With a potential NSF investment of nearly $1.6 billion over the next decade, the NSF Engines represent one of the single largest investments in place-based research and economic development in the nation's history — uniquely placing science and technology leadership as the central driver for regional economic competitiveness and job creation.
Serving the Great Lakes region, ReNEW will aim to turn waste into wealth by determining how to remove dangerous forever chemicals (such as PFAS), valuable minerals (such as lithium) and nutrients (such as nitrogen) from wastewater. Then, American manufacturers can reuse these extracted valuable minerals to enable domestic production of batteries and fertilizers, almost all of which are currently imported.
The Great Lakes Water Innovation Engine is geographically centered on an ecoregion that holds 90% of the fresh water in the United States. Forty million residents of the United States and Canada depend on the Great Lakes for clean drinking water.

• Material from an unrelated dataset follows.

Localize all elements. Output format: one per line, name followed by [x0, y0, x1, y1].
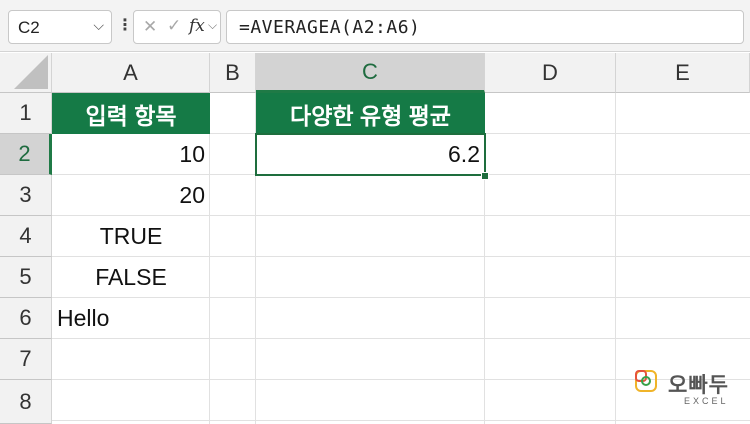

Built on strong and evolving partnerships across academia, government and end users in industry and utilities, the Engine will develop intelligent water resource recovery system testbeds at multiple scales to demonstrate, integrate and deploy these novel technologies to support sustainable water-intensive industry that is growing in this region.
“ReNEW is the culmination of our concerted efforts to develop water research capability at Northwestern, in Chicago, and across the Great Lakes over the last 10 years,” Packman said. “ReNEW will enable us to implement recent research advances from Northwestern to solve Great Lakes water challenges. It greatly extends the reach and impact of Northwestern water research.”

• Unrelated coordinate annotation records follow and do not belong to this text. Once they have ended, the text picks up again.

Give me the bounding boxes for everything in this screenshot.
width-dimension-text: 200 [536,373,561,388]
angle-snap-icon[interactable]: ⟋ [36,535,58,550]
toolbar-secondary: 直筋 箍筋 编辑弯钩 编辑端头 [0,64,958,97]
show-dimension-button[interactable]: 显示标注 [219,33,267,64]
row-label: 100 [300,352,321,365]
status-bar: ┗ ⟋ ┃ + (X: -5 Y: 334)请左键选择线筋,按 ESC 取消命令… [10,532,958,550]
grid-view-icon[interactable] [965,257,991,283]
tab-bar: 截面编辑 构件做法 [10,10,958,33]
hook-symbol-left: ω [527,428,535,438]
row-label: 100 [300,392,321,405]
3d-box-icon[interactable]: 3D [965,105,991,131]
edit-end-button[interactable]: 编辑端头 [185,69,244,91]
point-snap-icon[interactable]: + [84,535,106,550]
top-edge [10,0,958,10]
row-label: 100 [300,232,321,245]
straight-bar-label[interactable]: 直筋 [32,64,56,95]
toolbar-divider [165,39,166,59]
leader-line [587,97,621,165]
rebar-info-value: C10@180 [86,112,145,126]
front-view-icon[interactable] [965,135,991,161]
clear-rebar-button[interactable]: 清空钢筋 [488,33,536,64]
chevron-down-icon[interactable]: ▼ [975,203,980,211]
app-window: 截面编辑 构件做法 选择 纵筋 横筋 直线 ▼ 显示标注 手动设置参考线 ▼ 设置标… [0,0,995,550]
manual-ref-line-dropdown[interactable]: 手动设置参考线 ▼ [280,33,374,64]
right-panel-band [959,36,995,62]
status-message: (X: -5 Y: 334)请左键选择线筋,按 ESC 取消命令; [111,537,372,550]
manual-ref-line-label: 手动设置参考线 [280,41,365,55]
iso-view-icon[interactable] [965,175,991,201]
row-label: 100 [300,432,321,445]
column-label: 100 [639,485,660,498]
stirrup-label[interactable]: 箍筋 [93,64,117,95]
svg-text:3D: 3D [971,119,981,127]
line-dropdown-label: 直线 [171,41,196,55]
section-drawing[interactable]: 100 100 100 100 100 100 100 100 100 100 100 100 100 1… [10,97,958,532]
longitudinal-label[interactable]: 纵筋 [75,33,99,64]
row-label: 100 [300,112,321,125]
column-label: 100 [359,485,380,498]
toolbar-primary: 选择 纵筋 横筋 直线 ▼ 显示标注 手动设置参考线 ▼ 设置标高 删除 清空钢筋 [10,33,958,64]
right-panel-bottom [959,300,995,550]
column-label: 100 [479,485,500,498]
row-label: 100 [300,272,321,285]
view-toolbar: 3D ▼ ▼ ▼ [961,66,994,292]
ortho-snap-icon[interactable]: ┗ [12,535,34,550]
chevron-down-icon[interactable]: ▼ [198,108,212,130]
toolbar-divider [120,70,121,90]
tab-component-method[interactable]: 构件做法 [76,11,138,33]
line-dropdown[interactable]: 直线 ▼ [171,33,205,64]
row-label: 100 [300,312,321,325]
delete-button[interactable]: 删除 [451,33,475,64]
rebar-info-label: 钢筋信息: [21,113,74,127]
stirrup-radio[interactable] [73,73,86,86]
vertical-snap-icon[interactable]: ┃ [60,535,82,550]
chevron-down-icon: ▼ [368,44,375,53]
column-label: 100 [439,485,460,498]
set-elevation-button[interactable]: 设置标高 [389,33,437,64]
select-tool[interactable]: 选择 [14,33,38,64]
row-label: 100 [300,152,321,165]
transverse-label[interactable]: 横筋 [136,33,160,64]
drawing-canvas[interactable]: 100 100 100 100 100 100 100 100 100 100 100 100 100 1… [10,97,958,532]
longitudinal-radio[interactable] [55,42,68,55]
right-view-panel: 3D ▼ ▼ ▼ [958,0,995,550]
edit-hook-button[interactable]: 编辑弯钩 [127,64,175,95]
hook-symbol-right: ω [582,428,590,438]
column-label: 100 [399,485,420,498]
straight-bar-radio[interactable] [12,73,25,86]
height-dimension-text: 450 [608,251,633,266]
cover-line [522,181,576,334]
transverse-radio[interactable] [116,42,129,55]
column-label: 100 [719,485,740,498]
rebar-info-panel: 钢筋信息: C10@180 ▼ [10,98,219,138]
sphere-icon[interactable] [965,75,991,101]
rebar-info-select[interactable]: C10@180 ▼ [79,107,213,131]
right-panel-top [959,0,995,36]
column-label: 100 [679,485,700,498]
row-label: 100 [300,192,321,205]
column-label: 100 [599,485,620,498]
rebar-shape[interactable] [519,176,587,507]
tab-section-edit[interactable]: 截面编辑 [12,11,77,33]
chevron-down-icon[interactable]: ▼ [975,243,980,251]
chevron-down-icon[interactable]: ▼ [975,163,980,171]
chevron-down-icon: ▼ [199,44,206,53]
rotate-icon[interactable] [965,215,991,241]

Great Lakes ReNEW’s 50 partners span research institutions, industry, investors, government and nonprofit organizations — all united by a shared goal to develop and commercialize better technologies to remove impurities from water and extract resources from wastewater.
ReNEW is backed by six Great Lakes states: Illinois, Indiana, Michigan, Minnesota, Ohio and Wisconsin. Illinois’ support includes $2 million in state funding for the innovation engine.
“The Great Lakes are a vital natural resource for the health, wealth and security of our entire nation,” said Illinois Gov. JB Pritzker. “That’s why I’m thrilled that Current was selected to receive this federal award that will help transform our Great Lakes region. Thanks to investments like these, our top-tier workforce, and our industrial resources, we’re leading the clean water and energy revolution.”